ALA BISA KARENA BIASA

Oleh : Sahayu Surbakti*

Perkenalkan, nama saya Sahayu Surbakti, akrab disapa Ayu. Sejak SMP saya ingin menjadi Arsitek. Saya ingin membangun rumah pribadi  yang indah, nyaman dan layak huni untuk Ayah dan Ibu karena sejak dulu kami belum pernah memiliki rumah pribadi yang layak huni. Mulai dari luapan air yang masuk ke dapur, genteng yang bocor, dinding yang lembab, bahkan sampai rumah yang seperti kadang ayam pun kami pernah tempati. Sampai-sampai jika hujan, air sebatas mata kaki masuk ke rumah, karena memang rumah kami terdahulu tidak memiliki semen, langsung beralaskan tanah. Sedangkan ayah saat itu sedang sakit, yaitu sakit sesak napas. Yang saya ingat, Ayah tak pernah mengeluh. Beliau terlihat selalu berusaha menunjukkan bahwa ia baik-baik saja.

“Udah, Ayah enggak apa-apa, nanti juga sembuh. Ini karena udara dingin. Kalian tidur sana, besok sekolah.” itu yang selalu dikatakannya jika kami terlihat berjaga saat penyakit Ayah kambuh.

“Ayah ke dokter ya, kita ke rumah sakit.” Jika saya sudah melontarkan kalimat itu, Ayah akan menjawab, “Gak usah, ayah masih tahan,” katanya sambil menunjukkan alat semprot oksigen kecil. “… kalau udah enggak kuat mesti nanti Ayah bilang,” katanya dengan wajah pucat yang masih berusaha tersenyum. Maka saya bertekad harus bisa memberikan rumah yang baik untuk Ayah, Ibu dan keluarga lainnya.

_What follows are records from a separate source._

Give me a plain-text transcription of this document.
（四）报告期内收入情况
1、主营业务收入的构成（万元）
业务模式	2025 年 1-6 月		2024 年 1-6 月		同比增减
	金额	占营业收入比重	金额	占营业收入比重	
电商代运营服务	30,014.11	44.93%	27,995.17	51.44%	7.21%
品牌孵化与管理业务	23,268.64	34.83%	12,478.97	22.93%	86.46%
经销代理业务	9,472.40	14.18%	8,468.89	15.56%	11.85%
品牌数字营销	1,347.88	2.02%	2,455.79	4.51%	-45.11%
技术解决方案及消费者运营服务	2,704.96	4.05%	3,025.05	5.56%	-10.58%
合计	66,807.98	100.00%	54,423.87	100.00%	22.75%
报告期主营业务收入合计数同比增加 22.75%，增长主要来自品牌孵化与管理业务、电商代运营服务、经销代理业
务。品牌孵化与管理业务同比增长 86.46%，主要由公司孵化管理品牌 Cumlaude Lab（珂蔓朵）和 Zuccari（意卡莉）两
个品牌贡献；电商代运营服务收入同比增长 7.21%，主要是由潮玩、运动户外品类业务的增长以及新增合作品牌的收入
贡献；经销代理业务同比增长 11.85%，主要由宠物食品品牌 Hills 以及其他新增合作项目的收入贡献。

Pengalaman paling berharga saat saya duduk di kelas X SMA. Dulu saya sekolah dengan beasiswa. Saat itu kondisi ekonomi kami sangat sulit. Paska penyakit Ayah sering kambuh dan Ayah berhenti bekerja, kamipun harus menumpang di rumah Nenek. Sampai pada saat saya harus mengambil suatu keputusan yang sangat sulit. Saya harus rela meninggalkan Medan dan berpindah ke kota Padang Sidempuan. Keluarga, teman, sekolah dan Ayah yang dalam kondisi sakit. Saat itu kami hanya mengharapkan gaji ibu dari mencuci pakaian ke rumah tetangga untuk memenuhi kebutuhan sehari-hari. Adik bungsu Ayah yang biasa kami sapa Pak Icu menawarkan bantuan untuk membawa saya tinggal bersama mereka dan membiayai semua kebutuhan hidup saya termasuk sekolah. Guru-guru di sekolah sudah melarang keras kepindahan saya,  namun akhirnya saya harus tetap pindah sekolah.

Penyesalan datang terlambat. Dari sekolah asal di Medan, saya dinyatakan naik ke kelas XI IPA sesuai pilihan saya. Tapi di sekolah baru, saya dimasukkan ke kelas XI IPS. Mereka mengatakan karena asal sekolah saya adalah SMA Swasta dan mereka takut saya tidak bisa mengikuti pelajaran IPA di sana. Saya sangat sedih. Belum lepas kesal saya meninggalkan semua, terutama ayah yang sakit, sekarang sirnalah cita-cita saya   untuk  menjadi   seorang arsitek.    Jika saya    masuk   jurusan IPS, sangat tidak mungkin     melanjutkan   ke Perguruan Tinggi jurusan Arsitektur sesuai cita-cita saya. Paman saya mencoba berbicara pada pihak sekolah, tapi mereka tetap pada keputusan mereka. Bahkan saya mengutarakan berani dites atau uji kelayakan untuk masuk jurusan IPA. Tapi hasilnya nol besar. Saya  harus menjalani jurusan yang bukan pilihan saya. Malam itu saya menangis di kamar. Saya terus memandangi foto Ayah, Ibu dan yang lain.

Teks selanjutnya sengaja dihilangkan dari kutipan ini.